Focus on healthy habits – for physical and mental health
● Try to eat well, drink enough water, and get enough sleep. This helps build a healthier immune system. Try to exercise at least 30 minutes every day (walking or gentle exercise counts!).
● Think now about what helps you relax when you are feeling stressed (meditation, prayer, calling a friend) and try to make it part of your daily routine.
● Reach out now to build your social circle and share contact information. Being connected to people around you is one of the most important things you can do to prepare for, respond to and recover from an emergency. It helps with mental health and physical health during times of community stress. We know people are more likely to help one another in times of community stress when they have been regularly involved in each other’s lives. Think especially about members of your community who may need more help and get to know them. Knock on your neighbors’ doors and learn about who lives around you, especially those who are elderly, live alone, have a disability or a chronic disease, are pregnant or have young children, care for older people or people with special needs, or depend on electric-powered medical equipment. Think about those who may have trouble paying for food and basic needs. Nurture connections with family, friends, places of worship, schools, and volunteer organizations.
● Think about who needs to be on your own emergency contact list, but also think about whether you could build connections and be on a contact list for your friends and neighbors. Think now about how to potentially share childcare or eldercare responsibilities; think now about who you might turn to for support if anyone in your family is ill or needs more help at home.
Focus on basic needs
● Think ahead about having some basic supplies on hand at home. This is not to raise alarm and is not specific to COVID-19 planning; having these items at home is good practice for being prepared for any unexpected events in life. You don’t need to stock up for months. Just think about what you and your family might need if you were staying home as much as possible for up to two weeks. You may never need these supplies, but
having them on hand can also help with your peace of mind. Thinking ahead means you can start purchasing these things now, as your budget allows.

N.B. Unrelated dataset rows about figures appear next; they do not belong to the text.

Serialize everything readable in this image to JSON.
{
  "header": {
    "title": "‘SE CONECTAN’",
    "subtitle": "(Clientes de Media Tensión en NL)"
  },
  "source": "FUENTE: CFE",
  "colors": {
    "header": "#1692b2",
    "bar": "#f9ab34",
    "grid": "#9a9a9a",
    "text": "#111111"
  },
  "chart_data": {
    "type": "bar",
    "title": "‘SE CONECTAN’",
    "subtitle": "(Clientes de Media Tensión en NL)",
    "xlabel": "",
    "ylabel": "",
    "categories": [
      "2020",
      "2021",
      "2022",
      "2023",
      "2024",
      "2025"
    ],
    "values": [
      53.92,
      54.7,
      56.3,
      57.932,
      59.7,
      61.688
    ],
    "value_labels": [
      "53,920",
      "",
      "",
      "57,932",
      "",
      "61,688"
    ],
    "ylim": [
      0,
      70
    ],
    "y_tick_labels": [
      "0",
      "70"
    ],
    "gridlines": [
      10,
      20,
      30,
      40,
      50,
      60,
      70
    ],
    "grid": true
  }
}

● Keep some basic sanitation and hygiene items at home, like soap, hand sanitizer, antibacterial wipes, garbage bags, and toilet paper.
● Keep some basic first aid supplies at home, like an inexpensive digital thermometer, gloves, and bandages. Over-the-counter medications are also helpful, including pain and fever relievers (Tylenol/acetaminophen or ibuprofen, including children’s versions) and medications to help relieve coughs, colds, or diarrhea.
● Think about having nonperishable or canned food on hand, including if there are people in your family who need special foods (infants, people with dietary restrictions). Basics like rice, beans and peanut butter are inexpensive and keep well. Think about the non-food items you regularly purchase at the pharmacy or grocery store and try to have at least two weeks of supplies on hand (basics such as toilet paper, toothpaste, menstrual supplies, condoms, batteries for hearing aids, and contact lens solution).
● Think about pet supplies (including pet medications), childcare supplies, and baby supplies such as diapers.
● Stay up to date with trusted health information sources.